Leitartikel Die Eskalation am US-Kapitol war vorhersehbar
So tief der Schock auch sitzt, überraschen konnte eigentlich keinen, was sich am Mittwoch in Washington abspielte. An jenem 6. Januar 2021, der als schwarzer Tag in die Annalen des amerikanischen Parlaments eingehen wird.
Der Mob, der das Kapitol stürmte, als wäre es eine feindliche Festung, tat genau das, wozu Donald Trump ihn aufgefordert hatte. Mit Schwäche werde man sein Land nicht zurückgewinnen, tönte der Präsident zuvor auf einer Kundgebung, „ihr müsst Stärke zeigen“. Es waren Worte, die die Gewaltbereiten unter seinen Anhängern als Signal verstanden. Als ein Signal zum Sturm auf die Zitadelle der amerikanischen Demokratie.
Dass der Brandstifter im Weißen Haus die Eskalation zu verantworten hat, steht außer Frage. Und natürlich liegt es nicht nur an der einen aufputschenden Rede, gehalten an dem Tag, an dem die Legislative den Sieg seines Kontrahenten Joe Biden beglaubigen sollte. Bereits lange vor der Wahl schwor Trump Leute, die in ihm einen furchtlosen Rebellen im Kampf gegen das Establishment sehen, für den Fall seiner Niederlage auf Widerstand ein. Im Grunde auf eine Revolte, auf eine Art kalten Putsch. Über Monate hinweg suggerierte er, dass es nicht mit rechten Dingen zugehen könne, wenn er verlieren sollte. Die Proud Boys, eine rechtsextreme Miliz, forderte er explizit auf, bereitzustehen. Nach seiner Wahlniederlage erzählte er ein ums andere Mal die Mär vom massiven Wahlbetrug.

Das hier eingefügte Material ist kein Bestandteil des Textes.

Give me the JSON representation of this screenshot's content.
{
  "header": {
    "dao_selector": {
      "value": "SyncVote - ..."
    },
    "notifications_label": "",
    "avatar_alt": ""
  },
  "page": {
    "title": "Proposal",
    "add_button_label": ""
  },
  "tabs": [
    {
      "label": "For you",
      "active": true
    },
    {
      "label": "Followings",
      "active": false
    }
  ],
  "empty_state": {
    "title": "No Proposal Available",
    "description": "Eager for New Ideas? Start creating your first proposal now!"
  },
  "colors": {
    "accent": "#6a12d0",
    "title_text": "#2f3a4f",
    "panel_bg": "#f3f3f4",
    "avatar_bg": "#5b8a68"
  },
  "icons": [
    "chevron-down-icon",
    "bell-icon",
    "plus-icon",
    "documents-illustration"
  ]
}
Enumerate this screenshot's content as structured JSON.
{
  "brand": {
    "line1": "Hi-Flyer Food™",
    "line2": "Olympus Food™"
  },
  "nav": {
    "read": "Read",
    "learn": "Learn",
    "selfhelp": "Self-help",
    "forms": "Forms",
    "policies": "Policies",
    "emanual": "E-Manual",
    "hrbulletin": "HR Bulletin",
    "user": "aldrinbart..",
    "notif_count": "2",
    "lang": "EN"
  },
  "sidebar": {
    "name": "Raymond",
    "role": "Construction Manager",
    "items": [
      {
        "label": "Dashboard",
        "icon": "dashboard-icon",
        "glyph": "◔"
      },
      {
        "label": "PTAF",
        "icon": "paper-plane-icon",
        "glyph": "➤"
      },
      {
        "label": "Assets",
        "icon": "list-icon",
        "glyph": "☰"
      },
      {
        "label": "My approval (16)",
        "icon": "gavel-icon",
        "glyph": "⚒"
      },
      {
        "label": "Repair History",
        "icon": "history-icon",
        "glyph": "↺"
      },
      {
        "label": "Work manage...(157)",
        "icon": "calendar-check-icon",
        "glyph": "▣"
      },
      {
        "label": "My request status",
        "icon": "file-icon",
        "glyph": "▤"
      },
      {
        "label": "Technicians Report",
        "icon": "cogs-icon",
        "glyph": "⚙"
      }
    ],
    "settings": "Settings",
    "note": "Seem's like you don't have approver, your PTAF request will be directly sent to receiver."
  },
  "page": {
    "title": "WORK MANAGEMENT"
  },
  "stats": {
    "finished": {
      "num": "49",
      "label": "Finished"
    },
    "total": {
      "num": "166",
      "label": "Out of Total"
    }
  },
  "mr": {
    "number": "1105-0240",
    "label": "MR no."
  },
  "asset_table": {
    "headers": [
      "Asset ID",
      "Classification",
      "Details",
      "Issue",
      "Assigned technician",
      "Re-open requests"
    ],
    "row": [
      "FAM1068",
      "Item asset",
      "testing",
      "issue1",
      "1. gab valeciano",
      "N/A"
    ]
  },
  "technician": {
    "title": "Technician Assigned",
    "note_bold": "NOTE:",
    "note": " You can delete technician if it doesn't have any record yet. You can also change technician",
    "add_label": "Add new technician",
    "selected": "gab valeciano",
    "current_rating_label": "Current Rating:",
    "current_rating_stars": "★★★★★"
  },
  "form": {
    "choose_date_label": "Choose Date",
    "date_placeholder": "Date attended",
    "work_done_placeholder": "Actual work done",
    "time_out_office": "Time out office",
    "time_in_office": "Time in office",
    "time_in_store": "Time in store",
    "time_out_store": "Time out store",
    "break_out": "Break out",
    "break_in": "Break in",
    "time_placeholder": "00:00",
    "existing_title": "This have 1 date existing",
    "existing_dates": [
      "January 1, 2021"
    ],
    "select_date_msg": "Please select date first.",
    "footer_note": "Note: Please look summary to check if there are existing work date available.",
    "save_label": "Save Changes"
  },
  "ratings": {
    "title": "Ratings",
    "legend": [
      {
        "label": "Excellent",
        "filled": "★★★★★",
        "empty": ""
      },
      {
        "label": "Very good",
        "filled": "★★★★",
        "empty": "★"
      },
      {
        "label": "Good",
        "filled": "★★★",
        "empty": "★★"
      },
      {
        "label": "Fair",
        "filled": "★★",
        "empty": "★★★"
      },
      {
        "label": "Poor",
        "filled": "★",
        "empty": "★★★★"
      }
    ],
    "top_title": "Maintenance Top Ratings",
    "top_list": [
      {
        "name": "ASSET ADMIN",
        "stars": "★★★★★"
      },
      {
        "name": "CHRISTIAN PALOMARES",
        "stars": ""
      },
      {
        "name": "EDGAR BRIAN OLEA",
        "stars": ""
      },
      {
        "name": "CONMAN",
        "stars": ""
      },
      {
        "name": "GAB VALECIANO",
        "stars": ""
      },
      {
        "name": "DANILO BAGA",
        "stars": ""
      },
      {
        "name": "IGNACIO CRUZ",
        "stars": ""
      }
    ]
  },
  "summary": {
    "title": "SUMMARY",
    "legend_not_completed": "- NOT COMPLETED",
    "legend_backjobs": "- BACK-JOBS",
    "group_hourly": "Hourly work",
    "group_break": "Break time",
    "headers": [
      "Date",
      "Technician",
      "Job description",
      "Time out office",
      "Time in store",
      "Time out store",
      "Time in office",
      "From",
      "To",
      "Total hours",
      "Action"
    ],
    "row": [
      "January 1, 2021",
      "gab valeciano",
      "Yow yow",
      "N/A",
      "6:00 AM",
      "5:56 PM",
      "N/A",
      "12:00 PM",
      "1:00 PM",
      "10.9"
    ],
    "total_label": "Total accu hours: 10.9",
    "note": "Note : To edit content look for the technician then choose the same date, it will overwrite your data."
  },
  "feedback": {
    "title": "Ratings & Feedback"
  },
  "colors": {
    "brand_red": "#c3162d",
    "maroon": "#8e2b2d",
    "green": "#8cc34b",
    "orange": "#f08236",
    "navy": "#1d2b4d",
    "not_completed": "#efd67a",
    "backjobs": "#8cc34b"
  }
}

Er ist ein Scharlatan, der glaubt, eine Lüge nur oft genug wiederholen zu müssen, damit sie als Wahrheit empfunden wird und die gewünschte Wirkung erzielt. Letzteres ist ihm tatsächlich gelungen: Umfragen zufolge ist mehr als ein Drittel der Amerikaner davon überzeugt, dass die Wahl am 3. November manipuliert wurde. Es wundert also kaum, dass sich Tausende darauf vorbereiteten, am Tag, an dem der Sieg seines Gegners besiegelt werden sollte, ins Kapitol einzudringen. In der klaren Absicht, dem Willen der Wähler die Herrschaft des Mobs entgegenzusetzen. Massive Einschüchterung sollte das Ergebnis eines demokratischen Wettstreits kippen – das ist die Quintessenz.
Wer länger in den USA lebt, den kann nur verwundern, wie die Parlamentspolizei auf den Angriff reagierte. In der Regel fackeln amerikanische Beamte nicht lange, gelegentlich mit einem Allmachtgefühl, bei dem der gesunde Menschenverstand auf der Strecke zu bleiben scheint. Man konnte es im Sommer 2014 in Ferguson erleben, bei Unruhen, die tödliche Polizistenschüsse auf den Teenager Michael Brown ausgelöst hatten. Es reichte, einem der Männer in Uniform eine Frage zu stellen, sich nicht schnell genug zu bewegen, ein Imbisslokal nicht rasch genug zu verlassen, schon wurden einem die Hände auf dem Rücken zusammengebunden.
Warum die Capitol Police an jenem schwarzen Mittwoch ein solches Desaster zuließ, wirft Fragen auf. War sie sträflich unvorbereitet? Schließlich war es kein Geheimnis, dass der Brandredner Trump an dem Tag einen großen Auftritt geplant hatte. Was immer die Polizei bewogen hat, das Gefahrenpotenzial in so fahrlässiger Weise zu unterschätzen, wird der Kongress noch sehr genau unter die Lupe zu nehmen haben.